The negative effects of burnout spill over into every area of life – including your home and social life. Burnout can also cause long-term changes to your body that make you vulnerable to illnesses like colds and flu. Because of its many consequences, it’s important to deal with burnout right away.

It’s important to remember that you can have these feelings not necessarily because what you are doing IS mind-numbing or a waste, but because you have neglected yourself to the point that this is just how everything FEELS.
Some ideas for self-care:
  1. Learn to air your feelings.  Don't keep them bottled up inside you. Share your sorrows and disappointments with someone you trust. Remember, expressed feelings are changed feelings.
  2. Avoid comparing yourself with others by admiring their gifts and ignoring your gifts.  This kind of envy causes self-disgust. Put no one's head higher than your own.
  3. Form a small group of people you can call on for emotional support.  Agree to "be there" for each other. Offer advice only when it is asked for. Listen without interrupting. Take turns talking and listening.  
  4. Take time to play.  Remember that play is any activity that you do just because it feels good. Remind yourself that you deserve to take time to play.
  5. Don't forget to laugh, especially at yourself.  Look for the humor in things around you. Let your hair down more often. Do something silly and totally unexpected from time to time.
  6. Learn to relax.  You can find books, tapes, programs, classes, instructors and other materials to teach you how to relax. Relaxation improves the mind, helps the body heal, and feels so much better than stress and tension.
  7. Protect your right to be human.  Don't let others put you on a pedestal. When people put you on a pedestal, they expect you to be perfect and feel angry when you let them down.
  8. Learn to say no.  As you become comfortable saying no to the unreasonable expectations, requests or demands of others you will discover that you have more compassion.
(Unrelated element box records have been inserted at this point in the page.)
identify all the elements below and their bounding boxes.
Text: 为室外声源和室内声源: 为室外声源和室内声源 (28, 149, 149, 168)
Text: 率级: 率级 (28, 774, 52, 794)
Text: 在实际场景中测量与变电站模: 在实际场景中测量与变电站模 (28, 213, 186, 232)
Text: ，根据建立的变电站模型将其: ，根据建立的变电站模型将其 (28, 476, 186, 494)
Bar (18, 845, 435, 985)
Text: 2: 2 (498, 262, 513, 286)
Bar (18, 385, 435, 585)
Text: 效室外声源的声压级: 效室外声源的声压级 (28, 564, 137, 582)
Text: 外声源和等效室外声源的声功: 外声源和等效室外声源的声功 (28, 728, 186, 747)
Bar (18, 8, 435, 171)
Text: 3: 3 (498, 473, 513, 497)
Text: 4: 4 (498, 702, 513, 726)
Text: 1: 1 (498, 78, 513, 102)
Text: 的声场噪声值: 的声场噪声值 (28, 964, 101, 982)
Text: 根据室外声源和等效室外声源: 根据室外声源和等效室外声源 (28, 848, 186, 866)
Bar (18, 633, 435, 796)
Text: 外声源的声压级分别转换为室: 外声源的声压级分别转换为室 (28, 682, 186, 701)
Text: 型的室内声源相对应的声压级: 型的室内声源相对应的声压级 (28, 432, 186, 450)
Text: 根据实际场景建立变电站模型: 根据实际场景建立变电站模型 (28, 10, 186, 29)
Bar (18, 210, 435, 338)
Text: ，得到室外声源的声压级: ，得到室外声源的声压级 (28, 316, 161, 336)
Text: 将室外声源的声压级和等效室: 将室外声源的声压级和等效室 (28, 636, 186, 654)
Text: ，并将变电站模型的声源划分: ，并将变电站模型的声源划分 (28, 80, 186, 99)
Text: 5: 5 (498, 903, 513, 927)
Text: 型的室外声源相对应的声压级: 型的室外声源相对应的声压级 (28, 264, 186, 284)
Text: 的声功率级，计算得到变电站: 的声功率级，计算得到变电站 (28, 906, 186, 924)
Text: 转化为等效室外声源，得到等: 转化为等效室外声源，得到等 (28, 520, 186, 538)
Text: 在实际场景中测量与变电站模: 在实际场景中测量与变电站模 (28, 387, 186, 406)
When you do say yes to others, you will feel better about yourself and the people you're responding to.
  9. Change jobs if you are miserable at work.  First, try to figure out if the job is wrong for you or if certain people are causing you to feel miserable at work. Try paying more attention to the things you enjoy about your job and less attention to the things that annoy you. Remember that all jobs have some unpleasant aspects.
  10. Stretch your muscles.  Break a sweat. Go for a walk. Ride a bike. Park farther from the door. Take the stairs. You don't need fancy clothes, club memberships or expensive equipment to add exercise to your daily life.
  11. Practice being a positive, encouraging person.  Each time you give others a word of encouragement you not only feel better, but you build up your best self.
  12. Pay attention to your spiritual life.  Slow down. Practice sitting quietly. Listen to your inner voice. Spend time thinking about the things which bring peace, beauty and serenity to your life. Find the courage to follow your own spiritual path if a traditional religion has not been helpful for you.

In addition to all of this, I would suggest looking up books on secondary trauma or how to prevent burnout. Please take time to think about yourself, even if just a little.

We are all in this field because we have a passion for helping others, and that is a good thing. But we must always help ourselves first, because if we don’t, we one day may not be able to help anyone else.